Quelle: "Schlesische Bergwacht" im Februar 1985"
von Erhard Krause
Zwei der bezauberndsten Hochgebirgsidyllen
des Riesengebirges sind die am steilen Nordabfall des Gebirges befindlichen,
von schroffen Felswänden umgebenen düster-großartigen Felskessel der beiden
"Teiche", die durch den breiten Trümmergrat des Zwölferhübel voneinander
getrennt werden. Die Schluchten beider Bergseen sind wie die der Schneegruben
Kesseltäler von prähistorischen Gletschern und der Zwölferhübel stellt nach
Profi J. Partsch die ehemalige Mittelmoräne des Gletschers dar, der einst hier
niederging und die Becken der Teiche "aushobelte".
Der große Teich
Das größere der Wasserbecken, der Große Teich, liegt 1225 m hoch auf der Sohle der unmittelbar
vor der früheren Prinz-Heinrich-Baude (1420 m) 195 m tief jäh abstürzenden Felsschlucht.
Sein dunkler, fast unheimlicher anmutender Wasserspiegel ist 551 m lang, 172 m breit und hat einen Flächeninhalt
von 6,5 Hektar.
Gespeist wird er durch rund ein Dutzend über die Südwand herabrieselnde Rinnsale,
die ihm vom Kamm zufließen. Die Temperatur des Wassers überschreitet selbst
im Hochsommer nie 10 Grad Celsius. Das niedere Nordufer des Bergsees besteht
aus einem gewaltigen, mit Knieholz und Gestrüpp überwachsenen Trümmerwall, welcher
als die jüngste Moräne des Gletschers angesehen wird. Vortrefflich ist die Aussicht,
die man vom oberen Teichrande aus genießt. Nördlich sieht man auf die nahen
Dreisteine, den Mittagstein, die Schlingelbaude und in der Ferne, tief im Tale,
den Kynast.
Bis um die Mitte des 19. Jahrhunderts galt der Teich unter den Gebirgsbewohnern
für unergründlich und man glaubte, dass überhaupt kein lebendes Wesen in ihm
vorkomme. Auch hieß es, dass der Bergsee einen unterirdischen Abfluss habe,
doch ist weder das eine noch das andere der Fall. Die tiefste Stelle, die 23 m beträgt, befindet sich an seiner Südoststrecke,
wogegen der deutlich sichtbare Abfluss am Nordrande liegt. Das Wasser vereinigt
sich mit dem des Kleinen Teiches zur Großen Lomnitz und fließt durch Erdmannsdorf
zum Bober.
Um die Erforschung der Teichfauna und -flora machten sich der Botaniker Prof.

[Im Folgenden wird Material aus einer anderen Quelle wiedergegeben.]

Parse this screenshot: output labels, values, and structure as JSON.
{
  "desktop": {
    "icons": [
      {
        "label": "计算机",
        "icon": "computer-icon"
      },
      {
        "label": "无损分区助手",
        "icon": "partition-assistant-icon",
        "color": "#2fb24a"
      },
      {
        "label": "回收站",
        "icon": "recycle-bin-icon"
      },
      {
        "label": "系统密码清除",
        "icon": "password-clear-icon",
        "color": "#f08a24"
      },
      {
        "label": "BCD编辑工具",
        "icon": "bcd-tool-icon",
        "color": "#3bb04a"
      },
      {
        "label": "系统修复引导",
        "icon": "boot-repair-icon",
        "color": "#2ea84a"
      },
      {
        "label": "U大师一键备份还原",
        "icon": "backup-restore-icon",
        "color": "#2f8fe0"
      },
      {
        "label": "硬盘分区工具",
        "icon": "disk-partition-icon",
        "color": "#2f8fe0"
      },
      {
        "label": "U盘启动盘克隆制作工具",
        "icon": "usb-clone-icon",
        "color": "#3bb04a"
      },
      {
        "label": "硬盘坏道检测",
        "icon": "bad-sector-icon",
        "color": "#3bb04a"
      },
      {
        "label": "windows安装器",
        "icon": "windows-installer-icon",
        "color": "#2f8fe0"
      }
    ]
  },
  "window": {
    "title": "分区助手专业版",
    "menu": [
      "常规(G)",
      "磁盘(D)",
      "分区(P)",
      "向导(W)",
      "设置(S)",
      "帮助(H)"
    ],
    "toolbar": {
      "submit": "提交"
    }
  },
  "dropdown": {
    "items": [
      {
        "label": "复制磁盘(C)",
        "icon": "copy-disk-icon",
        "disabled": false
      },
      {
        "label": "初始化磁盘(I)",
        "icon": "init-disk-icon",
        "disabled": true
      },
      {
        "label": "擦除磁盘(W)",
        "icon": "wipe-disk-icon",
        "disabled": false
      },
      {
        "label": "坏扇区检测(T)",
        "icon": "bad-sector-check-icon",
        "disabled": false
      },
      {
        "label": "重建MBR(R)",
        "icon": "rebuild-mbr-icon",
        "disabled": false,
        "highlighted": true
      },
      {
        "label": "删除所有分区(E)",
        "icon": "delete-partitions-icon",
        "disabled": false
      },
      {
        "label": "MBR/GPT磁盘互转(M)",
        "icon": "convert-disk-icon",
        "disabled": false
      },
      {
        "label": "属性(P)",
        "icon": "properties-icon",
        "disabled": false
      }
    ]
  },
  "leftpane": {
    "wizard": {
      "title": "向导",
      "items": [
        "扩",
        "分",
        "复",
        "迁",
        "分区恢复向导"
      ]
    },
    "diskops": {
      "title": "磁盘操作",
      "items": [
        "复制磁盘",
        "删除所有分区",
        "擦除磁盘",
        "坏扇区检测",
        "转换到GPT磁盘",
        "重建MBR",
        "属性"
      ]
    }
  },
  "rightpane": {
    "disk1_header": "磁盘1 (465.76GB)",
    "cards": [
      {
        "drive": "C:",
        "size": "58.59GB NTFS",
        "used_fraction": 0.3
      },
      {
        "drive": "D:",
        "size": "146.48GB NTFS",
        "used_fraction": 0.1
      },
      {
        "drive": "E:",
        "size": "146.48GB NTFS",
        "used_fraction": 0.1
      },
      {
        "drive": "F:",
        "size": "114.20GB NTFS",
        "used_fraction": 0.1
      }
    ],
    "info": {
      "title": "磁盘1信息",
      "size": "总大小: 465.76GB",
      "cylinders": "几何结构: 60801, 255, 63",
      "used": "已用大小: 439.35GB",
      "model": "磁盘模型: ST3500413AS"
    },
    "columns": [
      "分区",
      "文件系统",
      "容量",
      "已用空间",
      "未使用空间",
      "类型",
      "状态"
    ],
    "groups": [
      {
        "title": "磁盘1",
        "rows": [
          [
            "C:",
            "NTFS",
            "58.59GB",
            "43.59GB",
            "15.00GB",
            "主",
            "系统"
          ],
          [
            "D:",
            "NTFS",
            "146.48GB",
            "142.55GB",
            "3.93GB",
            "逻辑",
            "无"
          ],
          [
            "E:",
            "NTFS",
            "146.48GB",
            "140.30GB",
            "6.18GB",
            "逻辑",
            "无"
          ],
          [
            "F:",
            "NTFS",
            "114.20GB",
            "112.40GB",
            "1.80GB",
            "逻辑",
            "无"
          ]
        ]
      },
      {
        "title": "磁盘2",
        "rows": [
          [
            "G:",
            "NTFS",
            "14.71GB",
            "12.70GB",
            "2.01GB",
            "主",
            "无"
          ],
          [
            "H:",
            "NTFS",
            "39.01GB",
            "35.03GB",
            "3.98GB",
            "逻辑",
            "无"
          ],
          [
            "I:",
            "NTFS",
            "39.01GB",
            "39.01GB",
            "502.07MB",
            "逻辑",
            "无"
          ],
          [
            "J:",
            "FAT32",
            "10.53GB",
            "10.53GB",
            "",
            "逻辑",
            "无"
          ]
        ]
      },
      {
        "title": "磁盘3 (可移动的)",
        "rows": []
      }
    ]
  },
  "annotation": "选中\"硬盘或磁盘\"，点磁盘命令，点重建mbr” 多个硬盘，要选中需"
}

Milde (Breslau) und der Zoologe Dr. Otto Zacharias (Plön)
verdient. Im Auftrage des R.-G.-V. nahm Dr. Zacharias in den Jahren 1884/85
eine gründliche Durchforschung der Wasserfläche vor und erbrachte den Beweis,
dass diese von einer mannigfaltigen Tierwelt, darunter auch Forellen, belebt
wird. Außer verschiedenen Gattungen der Reliktenfauna,
darunter einen als Eiszeitrelikt zu betrachtenden Strudelwurm (Monotus relictus), der sonst nur
noch in den nordischen Gewässern zu finden ist, entdeckte der Zoologe in dem
See die Lachsforelle und zahlreiche niedere Krebsarten, deren Urheimat das nördliche
Europa ist. Das Verzeichnis der Teichfauna wurde 1885 in der Zeitschrift für wissenschaftliche
Zoologie publiziert.
Schon vor dieser zoologischen Untersuchung der Wasserfläche hatte Prof. Milde
im Großen Teich verschiedene Algen und in der Teichschlucht zahlreiche Exemplare
des Alpensalamanders (Triton alpestris) festgestellt. Die Flora der Teichschluchten ist
der der Schneegruben ähnlich; besonders zahlreich sind die Hieracien
vertreten. Als eines der merkwürdigsten Gewächse aus der Abteilung der Sporenpflanzen
beherbergt der Große Teich das Brachsenkraut (Isoetes
lacustris), das sonst nur im hohen Norden vorkommt.
Im Winter kommt es im Großen Teich nicht selten zu Lawinenbildungen und es sind
mehrere Fälle bekannt, wo sich Schneelawinen von den steilen Felsufern lösten
und in den Teich stürzten, wobei sie seine Eisdecke durchschlugen und das Wasser
über den Nordrand hinaustrieben.
Der Kleine Teich
Noch großartiger und imposanter als der düstere Große Teich wirkt der malerische
Bergsee des Kleinen Teiches auf den Beschauer. Von drei Seiten von dunklen,
nahezu 200 m schroff abstürzenden Felswänden eingeschlossen, in deren tiefen
Spalte auch im Hochsommer häufig noch Schnee liegt, bietet er mit der auf schmaler
Wiesenfläche gelegenen, einsamen Kleinen Teichbaude ein Landschaftsbild, das
in seine Naturszenerie an die Alpenwelt erinnert. Sein 241 m langer, 166 m breiter
und 6,5 m tiefer Wasserspiegel, der eine Fläche von 2,9 ha misst, liegt 1183
m ü. M. in der hohen und romantischen Schlucht, die westlich und südlich vom
Kamme des Lahnberges und östlich von dem schroffen Abhang der Seiffenlehne gebildet
wird.
Der Bergsee ist wie der Große Teich ein altes Gletscherkar und birgt viele Forellen.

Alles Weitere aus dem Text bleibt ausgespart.